As mentioned in my review of Kushiel’s Dart, I first read that book some years ago, and only recently have read the sequels. I wish now I’d read them earlier, because they are excellent and involving. There is a lot of intrigue in this book, very cleverly done, and Phèdre learns and deduces things as the reader does. Carey explores her world a little more, with her heroine ending up in Illyria (Croatia) and Kriti (Crete) before she’s able to return home to save the day again. The world-building is excellent, and nicely varied, and the people Phèdre meets in her adventures are realistic, with their own agendas and views. The prose is, as before, a little archaic-sounding (though with occasional stylistic lapses into a more modern idiom), and works well for this sweeping adventure.
Like Firefly, I thought that the absence of Joscelin from a large chunk of the book, and his fraying relationship with Phèdre was something of a shame, since he was one of my favourite characters from the earlier book. However, his absence was necessary for the plot to work; it’s just a shame that there’s so much squabbling and pain between them both. I think the narrative focus solely on Phèdre’s adventures in most of the second half of the book doesn’t always work.

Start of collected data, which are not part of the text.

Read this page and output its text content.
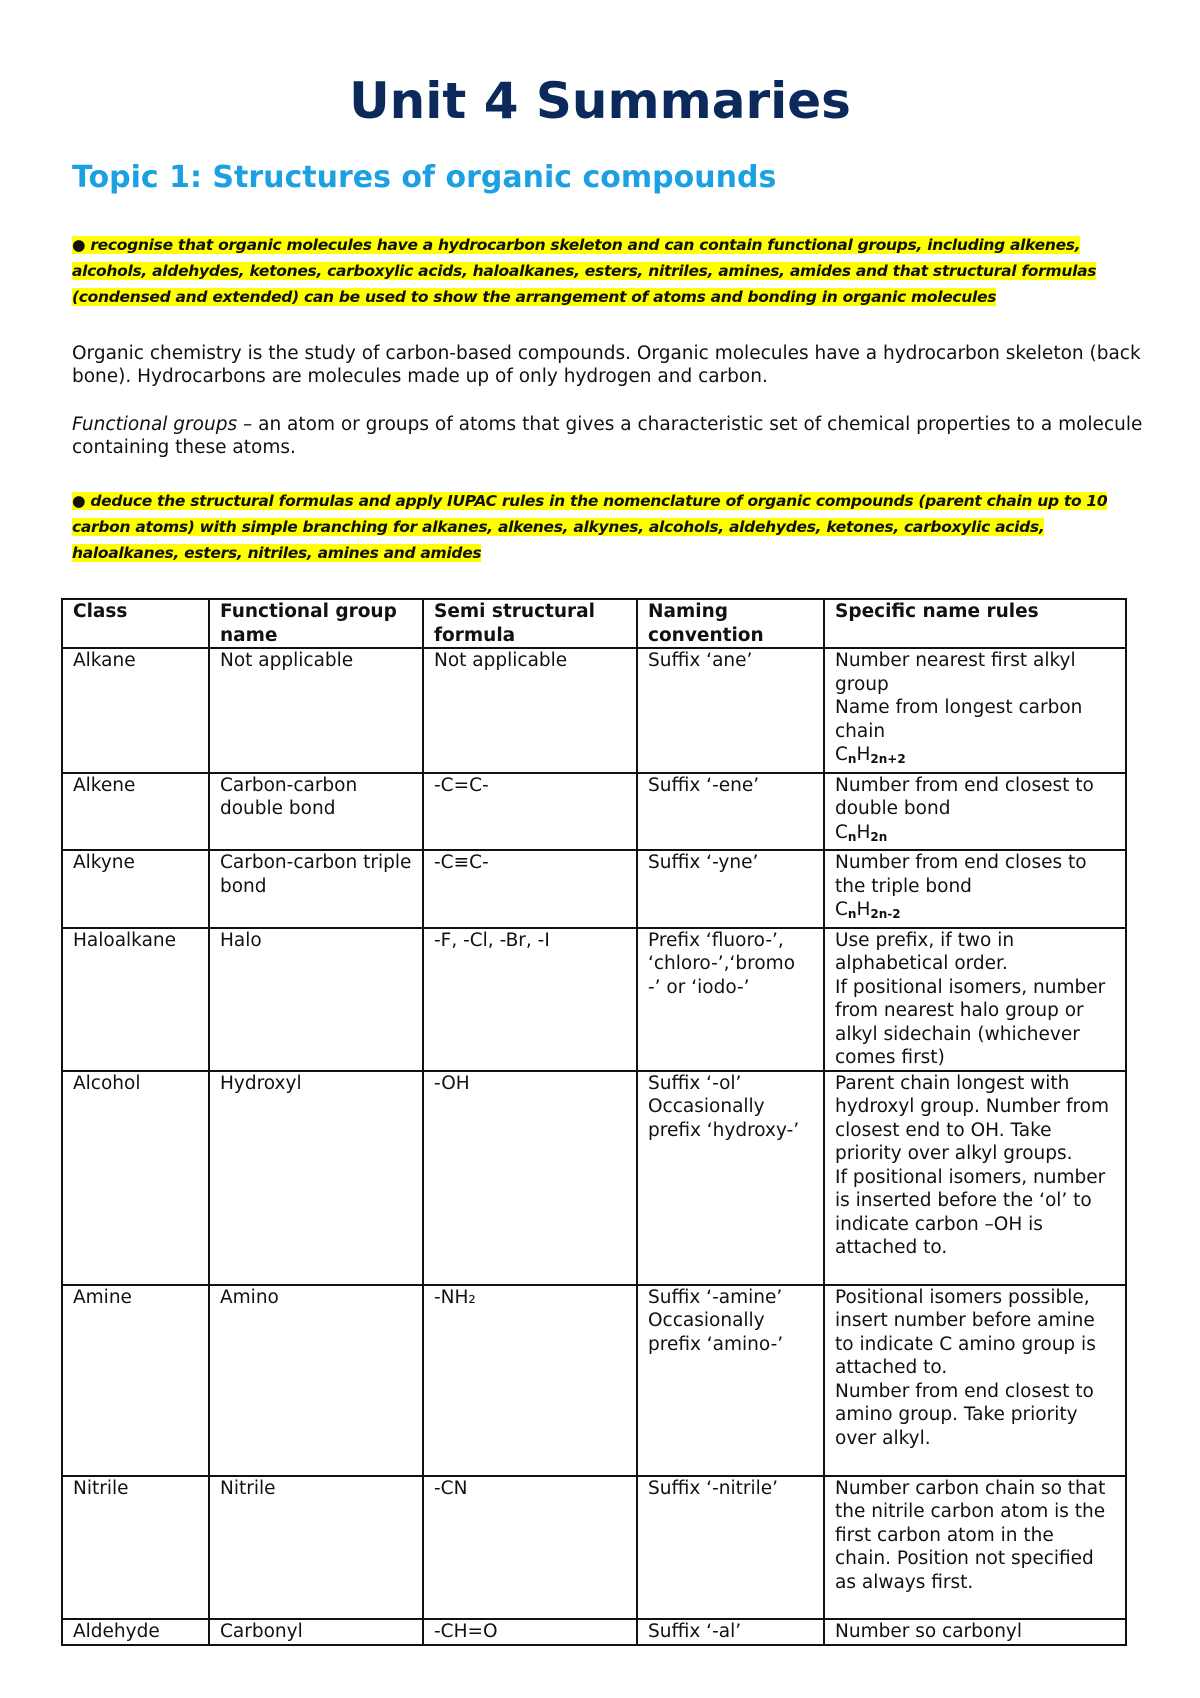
Unit 4 Summaries
Topic 1: Structures of organic compounds
● recognise that organic molecules have a hydrocarbon skeleton and can contain functional groups, including alkenes, alcohols, aldehydes, ketones, carboxylic acids, haloalkanes, esters, nitriles, amines, amides and that structural formulas (condensed and extended) can be used to show the arrangement of atoms and bonding in organic molecules
Organic chemistry is the study of carbon-based compounds. Organic molecules have a hydrocarbon skeleton (back bone). Hydrocarbons are molecules made up of only hydrogen and carbon.
Functional groups – an atom or groups of atoms that gives a characteristic set of chemical properties to a molecule containing these atoms.
● deduce the structural formulas and apply IUPAC rules in the nomenclature of organic compounds (parent chain up to 10 carbon atoms) with simple branching for alkanes, alkenes, alkynes, alcohols, aldehydes, ketones, carboxylic acids, haloalkanes, esters, nitriles, amines and amides
Class	Functional group name	Semi structural formula	Naming convention	Specific name rules
Alkane	Not applicable	Not applicable	Suffix ‘ane’	Number nearest first alkyl group
Name from longest carbon chain
$C_nH_{2n+2}$

Alkene	Carbon-carbon double bond	-C=C-	Suffix ‘-ene’	Number from end closest to double bond
$C_nH_{2n}$

Alkyne	Carbon-carbon triple bond	-C≡C-	Suffix ‘-yne’	Number from end closes to the triple bond
$C_nH_{2n-2}$

Haloalkane	Halo	-F, -Cl, -Br, -I	Prefix ‘fluoro-’, ‘chloro-’,‘bromo -’ or ‘iodo-’	Use prefix, if two in alphabetical order.
If positional isomers, number from nearest halo group or alkyl sidechain (whichever comes first)

Alcohol	Hydroxyl	-OH	Suffix ‘-ol’ Occasionally prefix ‘hydroxy-’	Parent chain longest with hydroxyl group. Number from closest end to OH. Take priority over alkyl groups.
If positional isomers, number is inserted before the ‘ol’ to indicate carbon –OH is attached to.

Amine	Amino	-NH₂	Suffix ‘-amine’ Occasionally prefix ‘amino-’	Positional isomers possible, insert number before amine to indicate C amino group is attached to.
Number from end closest to amino group. Take priority over alkyl.

Nitrile	Nitrile	-CN	Suffix ‘-nitrile’	Number carbon chain so that the nitrile carbon atom is the first carbon atom in the chain. Position not specified as always first.

Aldehyde	Carbonyl	-CH=O	Suffix ‘-al’	Number so carbonyl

One thing which I found interesting in Kushiel’s Chosen was the contrast between life in Terre d’Ange and La Serenissima. Women are less valued and have less power, they can’t inherit property (one of the reasons Marie-Celeste Stregazza is so angry with her father, Benedicte de la Courcel, for his second marriage, is that he plans to leave all his D’Angeline property, which his daughter could inherit, instead to his new son). Courtesans like Phèdre are not treated with the same respect, and homosexuality is frowned upon. Phèdre contrasts the appearance of the people she meets unfavourably with D’Angelines (though I think it’s more marked in the third in the trilogy), as in these remarks about Severio Stregazza, who is actually a second cousin of the Queen, Ysandre:
Severio Stregazza gave her an ungracious glance. I could not blame him for his anger and discomfort, in truth; in this, of all gatherings, his coarse curls and the ruder cast of his features showed clearly the dilution of Elua’s lineage, brought to La Serenissima in the person of Benedicte de la Courcel, great-uncle to Ysandre …
“Blood tells, though, here.” Severio shrugged. “Scions of Elua and his Companions!” He made a mockery of the words. “It means nothing, in La Serenissima. You can’t know what it’s like.”
p 77-78 (Kindle edition)
While Phèdre goes through many trials and ordeals, she remains a realistic and likeable character; a little irritating in her arguments with Joscelin, though that rings rather true. Her skill with languages stands her in good stead, since she finds herself having to learn Illyrian, and needing to speak Hellene. She’s an active agent in the plot, not ever languishing in a corner waiting for rescue.
I think you could probably read this without having previously read Kushiel’s Dart, but there’s so much backstory involved which Carey doesn’t explain in detail, that it would make much more sense to read the books in order. It’s not as involving as Kushiel’s Dart, but still exciting and well-written, and recommended.